1. Create a timeline: This is especially effective for reviewing a novel or play. Students can work alone or in small groups. You can also include a requirement for properly cited quotes or visual aids.
2. Add a post it: In this technique, the teacher places large poster boards around the room with topics to review and then students add post it notes about what they know from that topic with no repeats! For example, for a 20th century American poetry unit could have large posters titles: The Imagists, The Love Song of J Alfred Prufrock, The Harlem Renaissance, and Robert Frost. After students add post it notes, you can go over them as a class and organize them in ways that make sense.

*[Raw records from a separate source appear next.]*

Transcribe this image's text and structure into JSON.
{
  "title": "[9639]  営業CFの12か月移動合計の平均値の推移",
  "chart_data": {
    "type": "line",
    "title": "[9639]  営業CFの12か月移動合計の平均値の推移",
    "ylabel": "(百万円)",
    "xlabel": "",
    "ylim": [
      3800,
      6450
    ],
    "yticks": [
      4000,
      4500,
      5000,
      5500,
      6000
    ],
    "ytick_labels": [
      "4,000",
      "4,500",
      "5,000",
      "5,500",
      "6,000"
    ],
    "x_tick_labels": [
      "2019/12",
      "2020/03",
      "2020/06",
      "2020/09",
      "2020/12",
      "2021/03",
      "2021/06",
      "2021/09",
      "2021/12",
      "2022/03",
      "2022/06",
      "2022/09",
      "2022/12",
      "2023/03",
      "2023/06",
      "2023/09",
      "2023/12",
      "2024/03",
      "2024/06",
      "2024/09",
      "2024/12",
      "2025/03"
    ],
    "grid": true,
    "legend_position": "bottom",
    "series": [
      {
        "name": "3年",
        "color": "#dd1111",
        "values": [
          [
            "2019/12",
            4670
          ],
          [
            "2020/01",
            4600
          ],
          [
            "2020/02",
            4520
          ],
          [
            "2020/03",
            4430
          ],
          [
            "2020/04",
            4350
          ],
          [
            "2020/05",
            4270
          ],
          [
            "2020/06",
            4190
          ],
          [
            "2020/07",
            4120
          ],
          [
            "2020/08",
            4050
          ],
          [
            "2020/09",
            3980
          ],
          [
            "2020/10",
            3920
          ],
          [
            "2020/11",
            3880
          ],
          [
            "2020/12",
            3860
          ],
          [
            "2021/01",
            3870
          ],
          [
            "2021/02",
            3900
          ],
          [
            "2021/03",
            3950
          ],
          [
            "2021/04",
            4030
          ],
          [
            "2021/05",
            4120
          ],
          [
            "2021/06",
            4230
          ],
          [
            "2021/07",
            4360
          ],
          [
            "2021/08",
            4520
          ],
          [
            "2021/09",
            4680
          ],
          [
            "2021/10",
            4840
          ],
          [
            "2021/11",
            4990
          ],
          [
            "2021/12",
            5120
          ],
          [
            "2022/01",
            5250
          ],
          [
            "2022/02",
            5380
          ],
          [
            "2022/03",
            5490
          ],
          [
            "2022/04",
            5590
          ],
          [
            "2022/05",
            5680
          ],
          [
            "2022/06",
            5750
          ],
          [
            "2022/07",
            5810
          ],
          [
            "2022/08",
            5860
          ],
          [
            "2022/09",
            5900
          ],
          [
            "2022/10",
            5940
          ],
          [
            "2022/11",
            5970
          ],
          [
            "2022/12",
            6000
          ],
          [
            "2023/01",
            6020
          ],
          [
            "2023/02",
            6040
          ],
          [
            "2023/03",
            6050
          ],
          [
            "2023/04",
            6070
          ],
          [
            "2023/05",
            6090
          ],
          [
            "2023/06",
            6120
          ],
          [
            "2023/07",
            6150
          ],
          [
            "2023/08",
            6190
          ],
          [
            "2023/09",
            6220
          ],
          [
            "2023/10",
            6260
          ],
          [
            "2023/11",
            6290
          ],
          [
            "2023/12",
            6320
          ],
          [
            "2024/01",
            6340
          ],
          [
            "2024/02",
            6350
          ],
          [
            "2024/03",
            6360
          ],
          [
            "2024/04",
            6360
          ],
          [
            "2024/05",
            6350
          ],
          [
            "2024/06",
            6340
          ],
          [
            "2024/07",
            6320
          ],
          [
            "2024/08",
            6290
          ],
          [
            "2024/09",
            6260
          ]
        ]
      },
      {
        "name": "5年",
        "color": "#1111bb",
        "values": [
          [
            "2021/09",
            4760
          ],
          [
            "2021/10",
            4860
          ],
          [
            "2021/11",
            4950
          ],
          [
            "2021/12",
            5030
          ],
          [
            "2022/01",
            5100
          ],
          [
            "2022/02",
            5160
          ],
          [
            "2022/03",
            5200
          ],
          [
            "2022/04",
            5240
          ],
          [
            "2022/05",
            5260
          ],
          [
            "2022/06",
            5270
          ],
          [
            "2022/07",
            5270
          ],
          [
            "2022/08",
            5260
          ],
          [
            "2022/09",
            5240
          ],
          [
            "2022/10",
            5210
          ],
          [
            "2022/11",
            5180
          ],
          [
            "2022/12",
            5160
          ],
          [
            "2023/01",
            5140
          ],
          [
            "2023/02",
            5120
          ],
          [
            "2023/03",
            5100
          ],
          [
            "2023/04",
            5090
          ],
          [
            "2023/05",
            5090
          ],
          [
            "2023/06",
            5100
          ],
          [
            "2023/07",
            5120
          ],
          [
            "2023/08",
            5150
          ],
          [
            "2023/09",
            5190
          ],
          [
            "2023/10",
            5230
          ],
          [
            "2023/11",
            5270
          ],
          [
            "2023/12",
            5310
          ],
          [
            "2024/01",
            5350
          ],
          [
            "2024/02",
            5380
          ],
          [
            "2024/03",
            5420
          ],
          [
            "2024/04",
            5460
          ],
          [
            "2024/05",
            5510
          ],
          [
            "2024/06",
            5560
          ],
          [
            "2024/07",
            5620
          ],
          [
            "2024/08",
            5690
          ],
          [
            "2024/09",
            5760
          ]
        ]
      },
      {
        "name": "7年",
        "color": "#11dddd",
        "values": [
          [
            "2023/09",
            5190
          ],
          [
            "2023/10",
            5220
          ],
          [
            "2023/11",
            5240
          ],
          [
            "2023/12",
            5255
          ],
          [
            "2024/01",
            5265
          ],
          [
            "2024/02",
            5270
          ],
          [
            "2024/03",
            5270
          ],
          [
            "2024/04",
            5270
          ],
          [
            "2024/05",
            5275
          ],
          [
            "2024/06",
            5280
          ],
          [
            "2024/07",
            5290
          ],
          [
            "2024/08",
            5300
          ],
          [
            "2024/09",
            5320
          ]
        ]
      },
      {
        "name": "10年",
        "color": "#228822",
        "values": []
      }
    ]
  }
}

Students can write down the notes or take a picture at the end.
3. Silent ball: I love this game! I explain it in detail in this post if you want to click over.
4. Jeopardy and other game templates: These can be found in google presentations and be easily modified to fit your topic.
5. Student created quizzes: Allow students to anticipate and prepare for questions on the test. This is a great strategy for students preparing for other classes and college too.
6. Jigsaw presentations or gallery walks: In pairs, groups, or individuals, give students a part of the overall content and have them create presentations or visuals to help reinforce their concept. For example, students could each tackle a literary or poetic device.
7. Quizlet: This is especially powerful for studying vocabulary or sets of facts. I explain how I use it in this post.
8. Quiz, Quiz, Trade: In this Kagan inspired technique, students create flashcards and move around quizzing each other and trading cards. Something about moving while studying really helps some students. I explain further here as part of my tips for spicing up summer school.
9. Graphic organizers: Challenge students to use a graphic organizer to make sense of their notes. On the board, draw examples of flow charts, Venn Diagrams, T charts, spider maps, and other organizers and then let them use their own logic to create!
10. Map it out/Make connections: After I have done a few of my visual maps in earlier units, I challenge students to come up with the best map for a later unit. Here is my post about the visuals I create.
11. Highlight important notes: It is simple, but a lasting technique that students can do on their own time after walking through it once with a teacher. Some students would just never think of this simple strategy for studying any subject.
12. Mnemonic Devices: Challenge students to create mnemonics in the form of pictures, songs, acronyms, or other memory joggers. They can share them with each other after creating them.
13. Text convos: It is a little silly, but students have fun using text language to write memorable dialogues between characters or using vocabulary words. The conversations should be laced with the information that they need to know.
14. Snowball fight: I have a co-worker who enjoys this game, which you can read about here.
15. Socratic Seminar: I find this especially helpful when students are preparing for essay examinations because it helps them see more perspectives outside of the obvious. I explain the way socratic seminar works in my room in this post.
What would you add to this list? We would love to keep this list going!